Nesse ponto cabe refletir sobre as influências que constituíram Irmã Ana enquanto sujeito, enquanto educadora e enquanto freira, ou seja, sobre a constituição de sua identidade individual e coletiva. Destaca-se, nesse processo de construção identitária, a ação dos grupos-referência (GABRIEL, 2011), sobretudo a família, a Igreja e a sua congregação religiosa, entre outros, com realce para a convivência com as irmãs franciscanas fundadoras do CNFM.
Em sua narrativa Irmã Ana enfatiza que a convivência com as mestras, as madres fundadoras do CNFM, e as demais professoras do Curso Normal daquele colégio, despertou-lhe o gosto pelo magistério. Entende-se, pois, que a construção de sua identidade docente se dá, sobretudo, a partir dessa convivência, considerando-se também os próprios interesses coletivos da época, afinal a maioria das jovens catoleenses almejava seguir a carreira do magistério, enaltecida pelas autoridades políticas e eclesiásticas locais como ação intelectual e, ainda, libertadora e missionária, como se pode perceber em trecho do discurso do Pe. Américo Sérgio Maia, orador oficial da sétima turma de professoras do Colégio Dona Francisca Henriques Mendes:
Educar não quer somente dizer acumular conhecimentos, mas fazer chegar ao desenvolvimento e à plena eficiência todas as faculdades que se acham em germinação na criança. A jovem professora deve-se fazer portadora da luz de Jesus Cristo, como catequista, como apóstola da ação católica (LIVRO, 1942-1959, p. 19).

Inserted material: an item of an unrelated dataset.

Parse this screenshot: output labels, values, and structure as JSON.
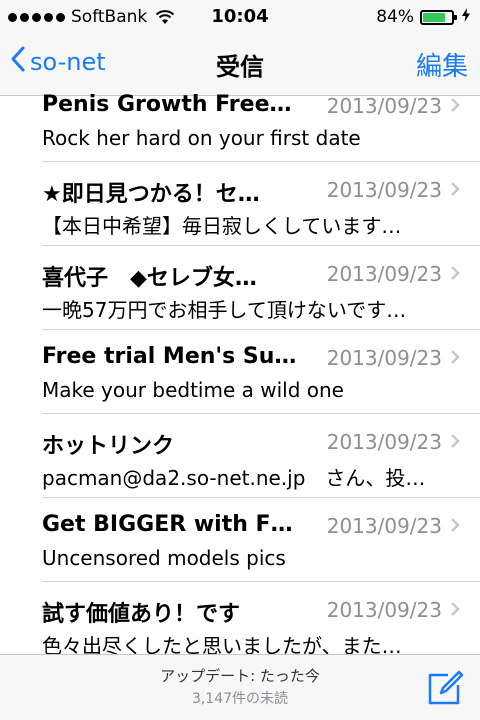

A identidade individual constrói-se em comunhão com a identidade social. Assim, o sujeito, bebendo em diversas fontes, vai se constituindo a si mesmo, criando percepções e fazendo escolhas, muitas vezes por influência direta de outros sujeitos ou grupos, o que, num movimento contínuo, aos poucos pode ir reconstruindo-se, afirmando-se ou transformando-se, conforme o próprio indivíduo se perceba em relação a si mesmo e aos outros. Segundo Pollak, na construção da identidade, há a presença de três elementos essenciais:
Há a unidade física, ou seja, o sentimento de ter fronteiras físicas, no caso do corpo da pessoa, ou fronteiras de pertencimento ao grupo, no caso de um coletivo; há a continuidade dentro do tempo, no sentido físico da palavra, mas também no sentido moral e psicológico; finalmente, há o sentimento de coerência, ou seja, de que os diferentes elementos que formam um indivíduo são efetivamente unificados (POLLAK, 1992, p. 200, grifo nosso).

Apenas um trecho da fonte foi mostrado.